For this project, we have used the dataset available from ‘Walmart Store Sales Forecasting’ project that was available on Kaggle. In this dataset, we have weekly sales data for 45 stores and 99 departments for a period of 3 years. In addition, we had store and geography specific information such as store size, unemployment rate, temperature, promotional markdowns etc. Using these factors, we needed to develop a regression model that can forecast the sales and is also computationally efficient and scalable.
In this project, we conducted multiple linear regression to predict the future sales. There were several different factors that we analyzed in our regression model starting with a full model with all the variables and then moving towards a reduced model by eliminating insignificant variables. We used several different exploratory analyses to identify the key variables for our regression equation such as correlation plots, heatmaps, histograms etc.

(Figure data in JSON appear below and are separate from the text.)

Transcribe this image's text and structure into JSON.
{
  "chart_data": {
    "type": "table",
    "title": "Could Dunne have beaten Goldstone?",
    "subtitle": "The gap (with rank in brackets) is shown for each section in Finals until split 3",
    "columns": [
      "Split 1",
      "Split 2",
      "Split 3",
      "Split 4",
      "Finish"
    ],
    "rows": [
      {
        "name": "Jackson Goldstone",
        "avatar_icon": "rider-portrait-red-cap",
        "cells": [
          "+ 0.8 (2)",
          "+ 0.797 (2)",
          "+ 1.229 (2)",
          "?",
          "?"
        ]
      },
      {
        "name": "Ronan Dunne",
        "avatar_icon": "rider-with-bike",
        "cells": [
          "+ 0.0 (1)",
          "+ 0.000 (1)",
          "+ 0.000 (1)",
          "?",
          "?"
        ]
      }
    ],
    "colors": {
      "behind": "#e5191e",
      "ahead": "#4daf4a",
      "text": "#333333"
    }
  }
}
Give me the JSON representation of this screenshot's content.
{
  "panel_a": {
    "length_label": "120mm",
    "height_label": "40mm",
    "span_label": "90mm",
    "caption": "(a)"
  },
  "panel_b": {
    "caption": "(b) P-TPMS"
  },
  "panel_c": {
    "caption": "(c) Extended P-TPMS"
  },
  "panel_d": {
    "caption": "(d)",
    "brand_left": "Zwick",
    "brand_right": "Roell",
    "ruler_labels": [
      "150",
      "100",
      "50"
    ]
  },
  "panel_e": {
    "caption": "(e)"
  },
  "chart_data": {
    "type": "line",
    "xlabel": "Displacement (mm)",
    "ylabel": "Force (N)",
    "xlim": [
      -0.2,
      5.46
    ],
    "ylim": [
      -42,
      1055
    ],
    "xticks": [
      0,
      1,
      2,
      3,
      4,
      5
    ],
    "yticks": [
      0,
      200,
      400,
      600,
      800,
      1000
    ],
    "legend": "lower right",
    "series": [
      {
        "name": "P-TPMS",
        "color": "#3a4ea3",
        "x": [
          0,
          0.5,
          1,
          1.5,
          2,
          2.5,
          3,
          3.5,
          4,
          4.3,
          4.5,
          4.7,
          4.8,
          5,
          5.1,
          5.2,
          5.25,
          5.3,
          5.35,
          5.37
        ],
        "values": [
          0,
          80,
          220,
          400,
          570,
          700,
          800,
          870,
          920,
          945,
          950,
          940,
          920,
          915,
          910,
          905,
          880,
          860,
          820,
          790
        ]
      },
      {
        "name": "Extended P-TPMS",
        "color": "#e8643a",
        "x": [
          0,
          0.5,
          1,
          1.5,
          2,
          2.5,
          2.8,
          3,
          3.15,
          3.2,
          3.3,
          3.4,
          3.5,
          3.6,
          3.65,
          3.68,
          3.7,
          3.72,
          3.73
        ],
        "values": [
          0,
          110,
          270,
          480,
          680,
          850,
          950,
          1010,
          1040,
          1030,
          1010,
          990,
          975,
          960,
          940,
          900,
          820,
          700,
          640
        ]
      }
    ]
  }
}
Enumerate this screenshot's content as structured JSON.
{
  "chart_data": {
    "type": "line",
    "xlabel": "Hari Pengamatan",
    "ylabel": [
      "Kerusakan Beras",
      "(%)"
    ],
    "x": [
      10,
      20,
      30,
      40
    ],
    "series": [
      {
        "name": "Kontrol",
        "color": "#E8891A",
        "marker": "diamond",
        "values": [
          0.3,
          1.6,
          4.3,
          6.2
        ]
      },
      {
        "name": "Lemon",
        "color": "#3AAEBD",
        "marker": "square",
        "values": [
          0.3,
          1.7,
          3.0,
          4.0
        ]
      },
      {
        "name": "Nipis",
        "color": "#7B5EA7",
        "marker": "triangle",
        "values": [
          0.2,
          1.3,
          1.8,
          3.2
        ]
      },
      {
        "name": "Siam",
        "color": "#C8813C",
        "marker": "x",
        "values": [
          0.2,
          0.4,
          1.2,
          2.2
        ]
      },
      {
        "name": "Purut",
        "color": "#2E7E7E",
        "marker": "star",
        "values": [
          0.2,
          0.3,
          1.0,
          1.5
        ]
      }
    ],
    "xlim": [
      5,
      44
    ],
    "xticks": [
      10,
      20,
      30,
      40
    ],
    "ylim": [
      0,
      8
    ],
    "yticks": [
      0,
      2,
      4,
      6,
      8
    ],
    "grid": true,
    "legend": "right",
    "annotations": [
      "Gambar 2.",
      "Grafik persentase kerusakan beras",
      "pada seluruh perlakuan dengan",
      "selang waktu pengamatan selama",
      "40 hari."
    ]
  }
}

The key issues that we have faced in this analysis is the large dataset that resulted into several computational challenges because of which we had to modify our approach in addressing the problem. We also faced significant challenges in identifying the right variables on which the analysis could be conducted.
Few other time series forecasting models could have been used as the weekly sales is highly dependent on the past year. Moreover, ARIMA modelling techniques like exponential smoothening and holt winters could have helped us capture the seasonality in the model in a better way. Furthermore, ARIMAX model would have enabled us to have an accurate time series model based on previous weeks of data as well as factor in few important variables like holiday and department type to get an even better accuracy.
In conclusion, we find that our regression equation is quite accurate (84.5% accuracy) in predicting the weekly sales. Walmart can use it to forecast the sales better. They need to focus on the inventory planning of key departments like 38,92 and 95. They need to overhaul the Markdowns that are given currently as they are not having the intended impact on sales. They need to focus on the year-end inventory as week 51 and 52 play a crucial part in predicting sales.